Astrotech Corporation reports Q3 2025 revenue growth, launching new product lines for mass spectrometry applications. Financial results indicate potential for expansion.
Quiver AI Summary
Astrotech Corporation reported its financial results for the third quarter of fiscal year 2025, revealing significant growth with revenues increasing to $534,000 from $50,000 in the same period last year. CEO Thomas B. Pickens III highlighted the company’s advancements in mass spectrometry instruments, emphasizing their applicability across diverse markets such as airport security and chemical processing. The company has launched multiple product lines and recently secured a contract with the Department of Homeland Security for developing explosives detection technology. Despite a net loss of $3.63 million, the company's balance sheet remains robust with $20.9 million in cash and investments. Astrotech continues to focus on expanding its sales and marketing efforts for its innovative product offerings while navigating various market and regulatory challenges.
Potential Positives
- Astrotech reported significant revenue growth for Q3 of fiscal year 2025, with revenues of $534 thousand compared to $50 thousand in Q3 of the prior year, indicating strong market acceptance and demand for their products.
- The company successfully launched four product lines, potentially expanding their market presence and sales opportunities in various sectors including security, environmental monitoring, and chemical processing.

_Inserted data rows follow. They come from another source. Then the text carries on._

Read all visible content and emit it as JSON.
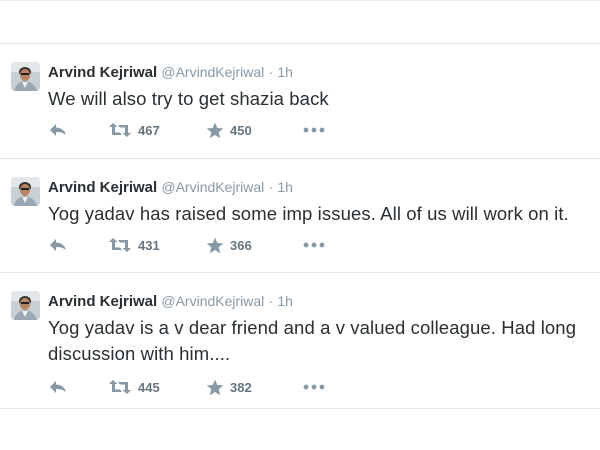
{
  "tweets": [
    {
      "fullname": "Arvind Kejriwal",
      "username": "@ArvindKejriwal",
      "separator": "·",
      "time": "1h",
      "text": "We will also try to get shazia back",
      "retweets": "467",
      "favorites": "450"
    },
    {
      "fullname": "Arvind Kejriwal",
      "username": "@ArvindKejriwal",
      "separator": "·",
      "time": "1h",
      "text": "Yog yadav has raised some imp issues. All of us will work on it.",
      "retweets": "431",
      "favorites": "366"
    },
    {
      "fullname": "Arvind Kejriwal",
      "username": "@ArvindKejriwal",
      "separator": "·",
      "time": "1h",
      "text": "Yog yadav is a v dear friend and a v valued colleague. Had long discussion with him....",
      "retweets": "445",
      "favorites": "382"
    }
  ],
  "icons": {
    "reply": "reply-icon",
    "retweet": "retweet-icon",
    "favorite": "star-icon",
    "more": "more-icon"
  },
  "colors": {
    "text": "#292f33",
    "secondary": "#8899a6",
    "divider": "#e1e8ed"
  }
}
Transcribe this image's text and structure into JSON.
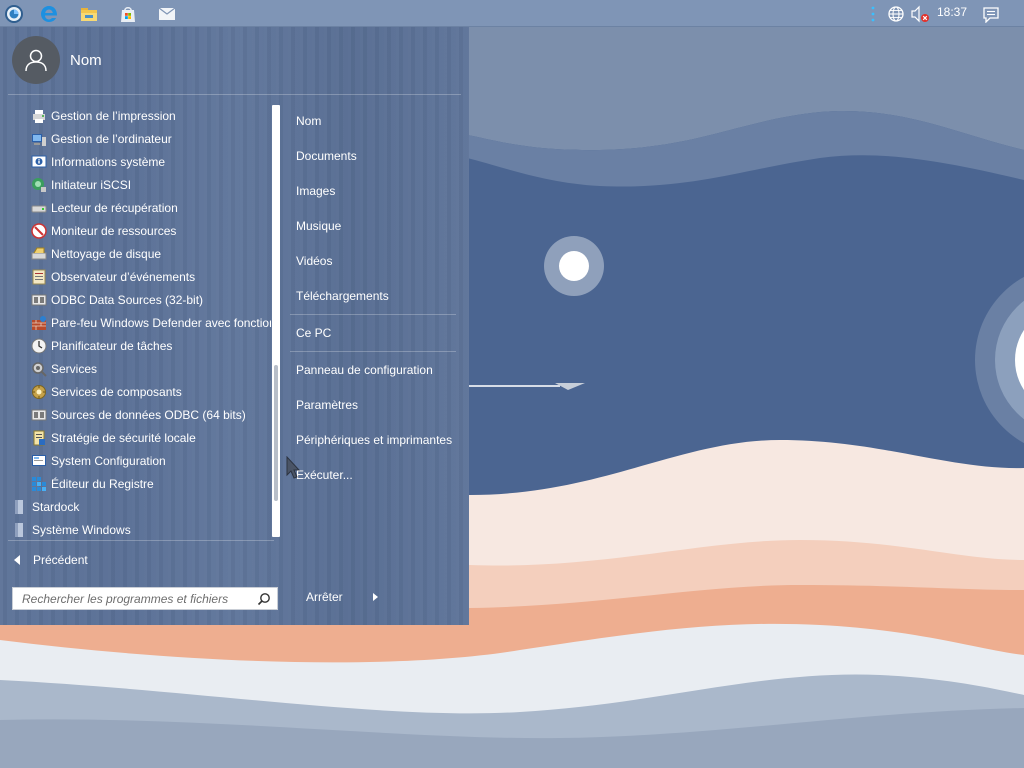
{
  "taskbar": {
    "clock": "18:37",
    "icons": [
      "start-orb-icon",
      "edge-icon",
      "file-explorer-icon",
      "store-icon",
      "mail-icon"
    ],
    "tray_icons": [
      "overflow-dots-icon",
      "network-globe-icon",
      "volume-muted-icon",
      "notifications-icon"
    ]
  },
  "start_menu": {
    "user_name": "Nom",
    "programs": [
      {
        "label": "Gestion de l’impression",
        "icon": "print-management-icon"
      },
      {
        "label": "Gestion de l’ordinateur",
        "icon": "computer-management-icon"
      },
      {
        "label": "Informations système",
        "icon": "system-information-icon"
      },
      {
        "label": "Initiateur iSCSI",
        "icon": "iscsi-initiator-icon"
      },
      {
        "label": "Lecteur de récupération",
        "icon": "recovery-drive-icon"
      },
      {
        "label": "Moniteur de ressources",
        "icon": "resource-monitor-icon"
      },
      {
        "label": "Nettoyage de disque",
        "icon": "disk-cleanup-icon"
      },
      {
        "label": "Observateur d’événements",
        "icon": "event-viewer-icon"
      },
      {
        "label": "ODBC Data Sources (32-bit)",
        "icon": "odbc-icon"
      },
      {
        "label": "Pare-feu Windows Defender avec fonction",
        "icon": "firewall-icon"
      },
      {
        "label": "Planificateur de tâches",
        "icon": "task-scheduler-icon"
      },
      {
        "label": "Services",
        "icon": "services-icon"
      },
      {
        "label": "Services de composants",
        "icon": "component-services-icon"
      },
      {
        "label": "Sources de données ODBC (64 bits)",
        "icon": "odbc-64-icon"
      },
      {
        "label": "Stratégie de sécurité locale",
        "icon": "security-policy-icon"
      },
      {
        "label": "System Configuration",
        "icon": "system-configuration-icon"
      },
      {
        "label": "Éditeur du Registre",
        "icon": "registry-editor-icon"
      }
    ],
    "folders": [
      {
        "label": "Stardock",
        "icon": "folder-icon"
      },
      {
        "label": "Système Windows",
        "icon": "folder-icon"
      }
    ],
    "back_label": "Précédent",
    "search_placeholder": "Rechercher les programmes et fichiers",
    "right_items": {
      "nom": "Nom",
      "documents": "Documents",
      "images": "Images",
      "musique": "Musique",
      "videos": "Vidéos",
      "telechargements": "Téléchargements",
      "ce_pc": "Ce PC",
      "panneau": "Panneau de configuration",
      "parametres": "Paramètres",
      "peripheriques": "Périphériques et imprimantes",
      "executer": "Exécuter..."
    },
    "shutdown_label": "Arrêter"
  },
  "colors": {
    "menu_bg": "#5e7499",
    "taskbar_bg": "#7f95b6",
    "sky": "#4d6690",
    "sand_light": "#f6e6de",
    "sand_mid": "#f3c9b3",
    "sand_dark": "#eeac8d"
  }
}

- Astrotech won a research and development contract with the Department of Homeland Security, validating the importance of their TRACER 1000 product in the explosives detection market.
- The consolidated balance sheet remains strong with $20.9 million in cash and liquid investments, positioning the company well for ongoing R&D and marketing efforts.
Potential Negatives
- Despite a significant increase in revenue compared to the previous year, the company reported a net loss of $3.6 million for Q3 2025, indicating ongoing financial challenges.
- Operating expenses for the quarter significantly exceeded revenues, resulting in a loss from operations of $3.9 million, which may raise concerns about the company's cost management and profitability potential.
- There has been a substantial decline in cash and liquid investments, reducing from $31.9 million in June 2024 to $20.9 million by the end of March 2025, which could impact the company's liquidity and operational flexibility.
FAQ
What are Astrotech's key financial results for Q3 2025?
Astrotech reported Q3 2025 revenue of $534,000, a significant increase from $50,000 in Q3 2024.
What new product lines has Astrotech launched?
Astrotech has launched four product lines, including TRACER NTD, Pro-Control, and EN-SCAN.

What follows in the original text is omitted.